NOVELA TERCERA
Doña Nonna de los Pulci con una rápida respuesta a las bromas
menos que honestas del obispo de Florencia impone silencio.
Cuando Pampínea hubo terminado su historia, luego que por todos
tanto la respuesta como la liberalidad de Cisti fue muy alabada, plugo a la
reina que Laureta narrase después; la cual, alegremente, comenzó a decir así:
Amables señoras, primero Pampínea y ahora Filomena con mucha
verdad incidieron en nuestra poca virtud y en la belleza de los dichos
ingeniosos; por lo que como no hay necesidad de volver a ello, además de lo que
se ha dicho de los dichos ingeniosos, quiero recordaros que la naturaleza de
estos dichos es tal que del modo que muerde la oveja deben atacar al oyente y
no como hace el perro: porque si como el perro mordiesen, las palabras no
serían ingeniosas sino villanas. Es verdad que, si como respuesta se dicen, y
el que responde muerde como el perro cuando ha sido primero mordido como por un
perro, no parece tan reprensible como lo sería si no hubiera sucedido así, y
por ello hay que considerar cómo y cuándo y con quién y semejantemente dónde se
hace gala de ingenio. Las cuales cosas, poco teniendo en cuenta un prelado
nuestro, no menor ataque recibió que dio; lo que quiero mostraros con una corta
historia.
Siendo obispo de Florencia micer Antonio de Orsi , valioso y sabio
prelado, vino a Florencia un noble catalán llamado micer Diego de la Ratta ,
mariscal del rey Roberto, el cual, siendo apuestísimo en su persona y muy gran
galanteador, sucedió que entre las otras damas florentinas le gustó una que era
mujer muy hermosa y era sobrina de un hermano del dicho obispo. Y habiendo
sabido que su marido, aunque de buena familia era muy avaro y malvado, arregló
con él que le entregaría cincuenta florines de oro y que él le dejaría dormir
una noche con su mujer; por lo que, haciendo dorar popolinos de plata , que
entonces se usaban, acostándose con la mujer, aunque contra el gusto de ella,
se los dio.
Lo que, corriéndose luego por todas partes, llenó al mal hombre de
burlas y de escarnio y el obispo, como prudente, fingió no haber oído nada de
todo esto. Por lo que, tratándose mucho el obispo y el mariscal, sucedió que el
día de San Juan, montando a caballo uno al lado del otro mirando a las mujeres
por la calle por donde se corre el palio , el obispo vio a una joven a quien la
pestilencia presente nos ha quitado ya siendo señora, cuyo nombre fue Nonna de
los Pulci, prima de micer Alesso Rinucci y a quien vosotras todas habéis debido
conocer; la cual, siendo entonces una lozana y hermosa joven y elocuente y de
gran ánimo, poco tiempo antes casada en Porta San Pietro, la enseñó al
mariscal.
Luego, acercándose a ella, poniéndole al mariscal una mano en el
hombro, dijo:
- Nonna, ¿qué piensas de él? ¿Crees que le
vencerías?
A Nonna le pareció
que aquellas palabras en algo iban contra su honestidad o que la mancharían en
la opinión de quienes las oyeron, que eran muchos; por lo que, no preocupándose
de limpiar esta mancha sino de devolver golpe por golpe, rápidamente contestó:
- Señor, él tal vez no me
vencería a mí, que necesito buena moneda.

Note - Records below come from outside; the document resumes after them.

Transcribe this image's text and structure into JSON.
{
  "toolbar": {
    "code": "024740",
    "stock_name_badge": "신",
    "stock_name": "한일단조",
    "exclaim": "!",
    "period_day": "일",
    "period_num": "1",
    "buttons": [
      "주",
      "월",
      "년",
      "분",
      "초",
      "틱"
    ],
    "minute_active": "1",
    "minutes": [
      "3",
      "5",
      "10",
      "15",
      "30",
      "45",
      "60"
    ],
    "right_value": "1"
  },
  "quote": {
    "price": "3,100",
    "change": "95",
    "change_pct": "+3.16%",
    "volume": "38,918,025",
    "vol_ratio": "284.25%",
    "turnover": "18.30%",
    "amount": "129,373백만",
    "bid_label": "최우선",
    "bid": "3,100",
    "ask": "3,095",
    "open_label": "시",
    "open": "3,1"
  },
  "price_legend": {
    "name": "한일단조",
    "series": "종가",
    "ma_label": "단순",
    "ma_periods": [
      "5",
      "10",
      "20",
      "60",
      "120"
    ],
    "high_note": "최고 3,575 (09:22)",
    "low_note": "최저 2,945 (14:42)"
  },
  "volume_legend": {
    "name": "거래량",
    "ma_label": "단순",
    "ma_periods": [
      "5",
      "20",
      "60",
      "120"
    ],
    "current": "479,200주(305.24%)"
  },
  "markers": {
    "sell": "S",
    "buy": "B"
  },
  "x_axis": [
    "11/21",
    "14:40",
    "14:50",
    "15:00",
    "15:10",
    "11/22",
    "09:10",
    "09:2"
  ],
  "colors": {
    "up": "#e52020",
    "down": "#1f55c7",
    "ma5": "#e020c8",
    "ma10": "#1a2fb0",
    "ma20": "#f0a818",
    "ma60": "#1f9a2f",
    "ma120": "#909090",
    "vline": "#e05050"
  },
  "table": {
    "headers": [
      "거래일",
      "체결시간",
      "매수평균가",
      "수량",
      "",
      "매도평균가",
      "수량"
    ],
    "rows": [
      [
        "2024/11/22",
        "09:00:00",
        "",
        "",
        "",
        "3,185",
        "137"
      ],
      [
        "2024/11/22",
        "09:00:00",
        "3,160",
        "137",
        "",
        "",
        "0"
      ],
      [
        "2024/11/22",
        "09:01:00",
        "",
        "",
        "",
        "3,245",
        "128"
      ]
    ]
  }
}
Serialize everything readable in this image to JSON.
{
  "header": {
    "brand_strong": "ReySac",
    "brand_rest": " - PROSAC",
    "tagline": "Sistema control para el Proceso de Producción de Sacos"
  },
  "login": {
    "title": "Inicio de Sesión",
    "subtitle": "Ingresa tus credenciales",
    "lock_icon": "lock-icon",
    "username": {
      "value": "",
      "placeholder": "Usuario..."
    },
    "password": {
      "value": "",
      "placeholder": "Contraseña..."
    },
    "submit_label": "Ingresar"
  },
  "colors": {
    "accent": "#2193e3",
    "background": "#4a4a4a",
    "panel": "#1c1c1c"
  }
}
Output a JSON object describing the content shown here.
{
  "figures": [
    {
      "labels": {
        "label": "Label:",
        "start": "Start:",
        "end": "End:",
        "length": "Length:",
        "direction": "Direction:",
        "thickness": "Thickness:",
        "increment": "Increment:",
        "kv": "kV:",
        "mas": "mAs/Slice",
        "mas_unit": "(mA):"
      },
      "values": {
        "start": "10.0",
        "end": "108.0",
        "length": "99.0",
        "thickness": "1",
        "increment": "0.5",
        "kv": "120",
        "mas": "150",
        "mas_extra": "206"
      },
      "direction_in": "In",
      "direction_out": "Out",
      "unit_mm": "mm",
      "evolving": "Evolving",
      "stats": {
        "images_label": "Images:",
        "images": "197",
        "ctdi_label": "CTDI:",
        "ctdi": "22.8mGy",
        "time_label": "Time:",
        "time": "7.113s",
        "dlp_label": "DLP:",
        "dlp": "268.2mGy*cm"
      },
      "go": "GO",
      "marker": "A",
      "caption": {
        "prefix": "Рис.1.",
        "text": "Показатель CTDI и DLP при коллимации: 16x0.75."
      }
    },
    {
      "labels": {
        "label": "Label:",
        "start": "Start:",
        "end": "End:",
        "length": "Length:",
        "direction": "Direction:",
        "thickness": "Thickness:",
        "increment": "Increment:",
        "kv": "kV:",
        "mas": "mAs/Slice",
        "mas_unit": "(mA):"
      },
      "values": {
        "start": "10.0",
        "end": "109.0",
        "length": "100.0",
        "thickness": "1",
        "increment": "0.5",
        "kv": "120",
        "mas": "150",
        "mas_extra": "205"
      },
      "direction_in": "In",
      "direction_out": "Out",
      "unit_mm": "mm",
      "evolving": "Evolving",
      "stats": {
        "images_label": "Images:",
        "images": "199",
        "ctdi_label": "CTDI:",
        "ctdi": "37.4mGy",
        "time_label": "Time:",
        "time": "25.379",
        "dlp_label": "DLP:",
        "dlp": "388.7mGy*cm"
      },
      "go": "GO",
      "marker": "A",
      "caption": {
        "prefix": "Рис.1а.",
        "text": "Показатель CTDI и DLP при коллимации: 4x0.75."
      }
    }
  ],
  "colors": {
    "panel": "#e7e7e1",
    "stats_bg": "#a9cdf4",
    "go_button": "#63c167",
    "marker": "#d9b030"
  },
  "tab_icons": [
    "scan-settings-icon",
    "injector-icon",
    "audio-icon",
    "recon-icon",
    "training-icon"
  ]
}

Cuyas palabras oídas, el mariscal y el obispo, sintiéndose
igualmente vulnerados, el uno como autor de la deshonrosa cosa con la sobrina
del hermano del obispo y el otro como el que la había recibido en la sobrina
del propio hermano, sin mirarse el uno al otro, avergonzados y silenciosos se
fueron sin decir aquel día una palabra más. Así pues, habiendo sido atacada la
joven, no estuvo mal que atacase a los otros con ingenio.